Sunday 28 November 2010

The weather inside

It is not the when or how of it even, though it doesn't help to dwell, that is for sure. The afterwards is the thing that makes my heart squeeze in my chest. Even if i can't ever be alive anymore and forever, i want some little few atoms to stay awake out there, to know that once i did rent my tiny plot of galaxy. I want those few specks of dust to remember how I loved it there, my life in its all consuming inconsequence. For what are we, if we are not everything and nothing at once? I often wonder, how will it be when I can not listen to my favourite songs, and don't even know i had them? When there is not even a thing called music, not so much as a single Middle C floating through space? Every perfect sentence i've ever read erased from every beige page I've ever turned. Every chink of glass, every chew and swallow.

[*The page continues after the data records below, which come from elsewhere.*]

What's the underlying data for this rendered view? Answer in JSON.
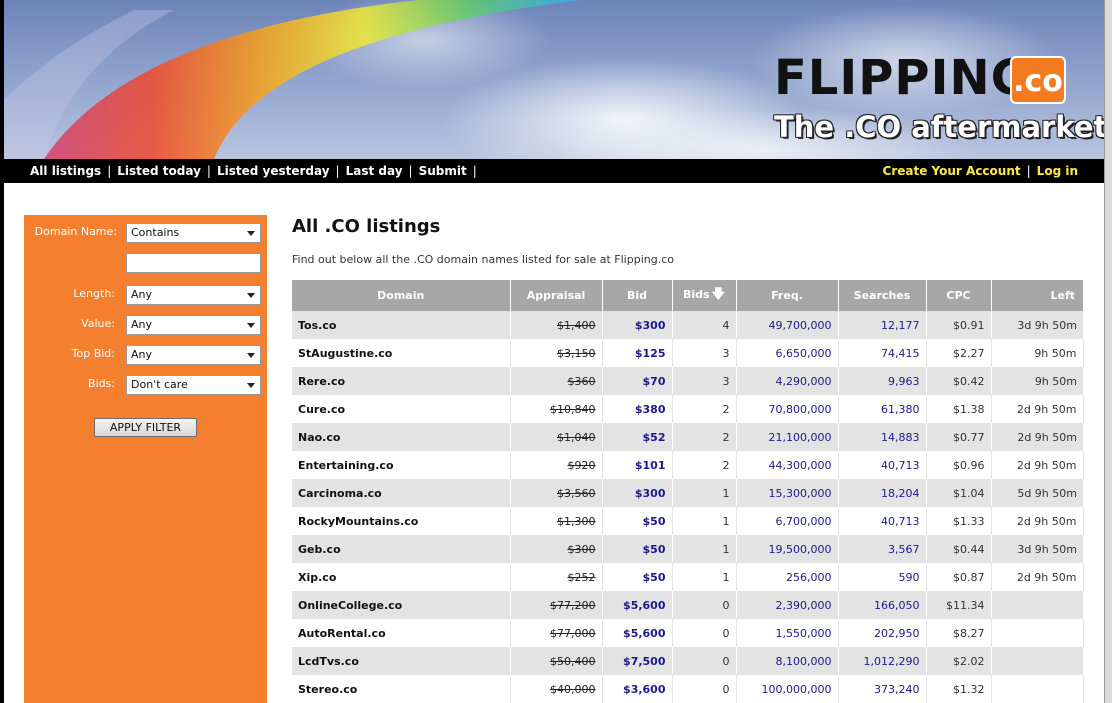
{
  "brand": {
    "logo_word": "FLIPPING",
    "logo_tld": ".co",
    "tagline": "The .CO aftermarket"
  },
  "nav": {
    "left": [
      "All listings",
      "Listed today",
      "Listed yesterday",
      "Last day",
      "Submit"
    ],
    "create_account": "Create Your Account",
    "login": "Log in",
    "separator": "|"
  },
  "filter": {
    "domain_name_label": "Domain Name:",
    "domain_match": "Contains",
    "domain_text": "",
    "length_label": "Length:",
    "length_value": "Any",
    "value_label": "Value:",
    "value_value": "Any",
    "top_bid_label": "Top Bid:",
    "top_bid_value": "Any",
    "bids_label": "Bids:",
    "bids_value": "Don't care",
    "apply_label": "APPLY FILTER"
  },
  "page": {
    "title": "All .CO listings",
    "subtitle": "Find out below all the .CO domain names listed for sale at Flipping.co"
  },
  "table": {
    "headers": {
      "domain": "Domain",
      "appraisal": "Appraisal",
      "bid": "Bid",
      "bids": "Bids",
      "freq": "Freq.",
      "searches": "Searches",
      "cpc": "CPC",
      "left": "Left"
    },
    "rows": [
      {
        "domain": "Tos.co",
        "appraisal": "$1,400",
        "bid": "$300",
        "bids": "4",
        "freq": "49,700,000",
        "searches": "12,177",
        "cpc": "$0.91",
        "left": "3d 9h 50m"
      },
      {
        "domain": "StAugustine.co",
        "appraisal": "$3,150",
        "bid": "$125",
        "bids": "3",
        "freq": "6,650,000",
        "searches": "74,415",
        "cpc": "$2.27",
        "left": "9h 50m"
      },
      {
        "domain": "Rere.co",
        "appraisal": "$360",
        "bid": "$70",
        "bids": "3",
        "freq": "4,290,000",
        "searches": "9,963",
        "cpc": "$0.42",
        "left": "9h 50m"
      },
      {
        "domain": "Cure.co",
        "appraisal": "$10,840",
        "bid": "$380",
        "bids": "2",
        "freq": "70,800,000",
        "searches": "61,380",
        "cpc": "$1.38",
        "left": "2d 9h 50m"
      },
      {
        "domain": "Nao.co",
        "appraisal": "$1,040",
        "bid": "$52",
        "bids": "2",
        "freq": "21,100,000",
        "searches": "14,883",
        "cpc": "$0.77",
        "left": "2d 9h 50m"
      },
      {
        "domain": "Entertaining.co",
        "appraisal": "$920",
        "bid": "$101",
        "bids": "2",
        "freq": "44,300,000",
        "searches": "40,713",
        "cpc": "$0.96",
        "left": "2d 9h 50m"
      },
      {
        "domain": "Carcinoma.co",
        "appraisal": "$3,560",
        "bid": "$300",
        "bids": "1",
        "freq": "15,300,000",
        "searches": "18,204",
        "cpc": "$1.04",
        "left": "5d 9h 50m"
      },
      {
        "domain": "RockyMountains.co",
        "appraisal": "$1,300",
        "bid": "$50",
        "bids": "1",
        "freq": "6,700,000",
        "searches": "40,713",
        "cpc": "$1.33",
        "left": "2d 9h 50m"
      },
      {
        "domain": "Geb.co",
        "appraisal": "$300",
        "bid": "$50",
        "bids": "1",
        "freq": "19,500,000",
        "searches": "3,567",
        "cpc": "$0.44",
        "left": "3d 9h 50m"
      },
      {
        "domain": "Xip.co",
        "appraisal": "$252",
        "bid": "$50",
        "bids": "1",
        "freq": "256,000",
        "searches": "590",
        "cpc": "$0.87",
        "left": "2d 9h 50m"
      },
      {
        "domain": "OnlineCollege.co",
        "appraisal": "$77,200",
        "bid": "$5,600",
        "bids": "0",
        "freq": "2,390,000",
        "searches": "166,050",
        "cpc": "$11.34",
        "left": ""
      },
      {
        "domain": "AutoRental.co",
        "appraisal": "$77,000",
        "bid": "$5,600",
        "bids": "0",
        "freq": "1,550,000",
        "searches": "202,950",
        "cpc": "$8.27",
        "left": ""
      },
      {
        "domain": "LcdTvs.co",
        "appraisal": "$50,400",
        "bid": "$7,500",
        "bids": "0",
        "freq": "8,100,000",
        "searches": "1,012,290",
        "cpc": "$2.02",
        "left": ""
      },
      {
        "domain": "Stereo.co",
        "appraisal": "$40,000",
        "bid": "$3,600",
        "bids": "0",
        "freq": "100,000,000",
        "searches": "373,240",
        "cpc": "$1.32",
        "left": ""
      }
    ]
  },
  "colors": {
    "accent_orange": "#f47f2f",
    "link_blue": "#1a1a8c",
    "nav_highlight": "#ffe94a",
    "header_gray": "#a7a7a7"
  }
}
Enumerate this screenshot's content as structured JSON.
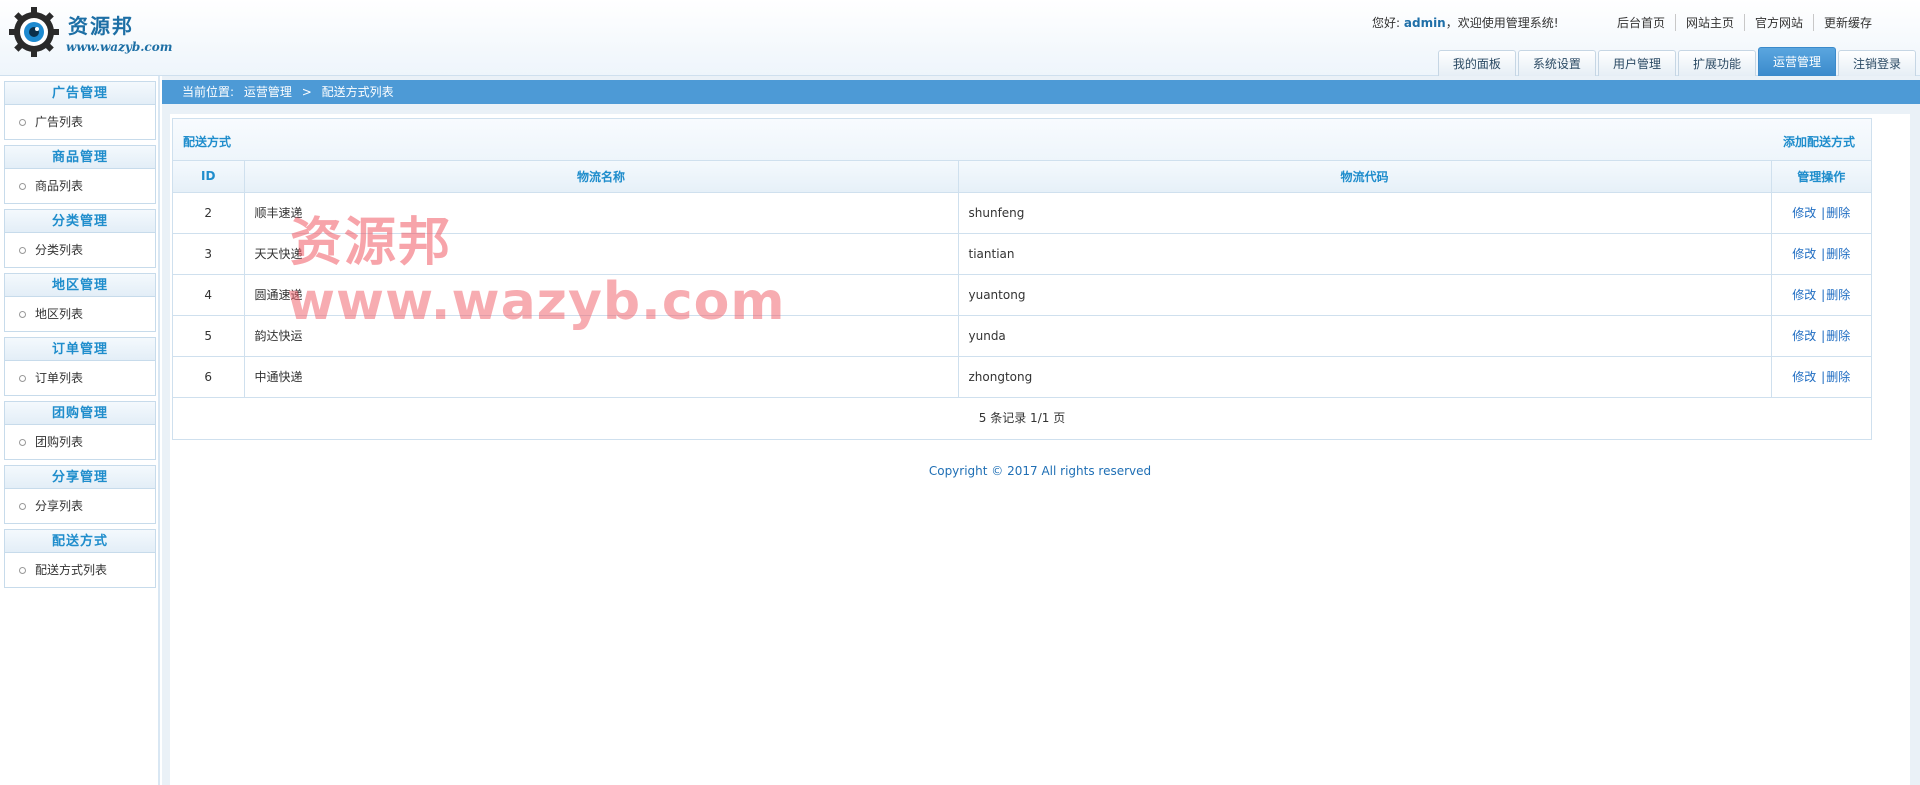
{
  "header": {
    "logo_name": "资源邦",
    "logo_url": "www.wazyb.com",
    "greeting_prefix": "您好:",
    "username": "admin",
    "greeting_suffix": "，欢迎使用管理系统!",
    "top_links": [
      "后台首页",
      "网站主页",
      "官方网站",
      "更新缓存"
    ],
    "nav_tabs": [
      "我的面板",
      "系统设置",
      "用户管理",
      "扩展功能",
      "运营管理",
      "注销登录"
    ],
    "active_tab": "运营管理"
  },
  "sidebar": {
    "groups": [
      {
        "title": "广告管理",
        "item": "广告列表"
      },
      {
        "title": "商品管理",
        "item": "商品列表"
      },
      {
        "title": "分类管理",
        "item": "分类列表"
      },
      {
        "title": "地区管理",
        "item": "地区列表"
      },
      {
        "title": "订单管理",
        "item": "订单列表"
      },
      {
        "title": "团购管理",
        "item": "团购列表"
      },
      {
        "title": "分享管理",
        "item": "分享列表"
      },
      {
        "title": "配送方式",
        "item": "配送方式列表"
      }
    ]
  },
  "breadcrumb": {
    "label": "当前位置:",
    "section": "运营管理",
    "separator": ">",
    "page": "配送方式列表"
  },
  "panel": {
    "title": "配送方式",
    "add_label": "添加配送方式",
    "columns": [
      "ID",
      "物流名称",
      "物流代码",
      "管理操作"
    ],
    "rows": [
      {
        "id": "2",
        "name": "顺丰速递",
        "code": "shunfeng"
      },
      {
        "id": "3",
        "name": "天天快递",
        "code": "tiantian"
      },
      {
        "id": "4",
        "name": "圆通速递",
        "code": "yuantong"
      },
      {
        "id": "5",
        "name": "韵达快运",
        "code": "yunda"
      },
      {
        "id": "6",
        "name": "中通快递",
        "code": "zhongtong"
      }
    ],
    "edit_label": "修改",
    "op_separator": "|",
    "delete_label": "删除",
    "pager_text": "5 条记录 1/1 页"
  },
  "footer": {
    "copyright": "Copyright © 2017 All rights reserved"
  },
  "watermark": {
    "line1": "资源邦",
    "line2": "www.wazyb.com"
  },
  "colors": {
    "accent": "#1f8dcc",
    "breadcrumb_bar": "#4d9ad6",
    "active_tab": "#3a8acb",
    "link": "#1e6cc2"
  }
}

Every time i have felt the sun in spring and thanked the world for waking up and joining me again. Every melody i've gotten the intonation of just right, sitting at my piano. All the pretty young mouths I've kissed and faces that make me smile just in the seeing of them, just in the thinking of them. Winter nights run ragged right through, summer days lolled away in patchy grass, gathering not much but freckles. All the butterflies, light like dust, skittering about in matching pairs, and the ocean of a trillion, million tonnes. All the people who know what's right and wrong with me better than I ever will. All my loves uncountable. A jar of air, weightless and unknowing.

Tuesday 16 November 2010

California

There is a special kind of kindness inside the Californian dreamers, liberals and crackpots and their endless directions and the way they look you right there in the middle of your face and crack a smile and don't look away. They paint their letterboxes there and don't seem to lock their doors at night. They serve you up food that tastes more like food than anywhere else. They are proud and so they should be. For they live right there on the edge of God's paradise with their horizon a few inches longer than the rest of ours under their big bold American sky.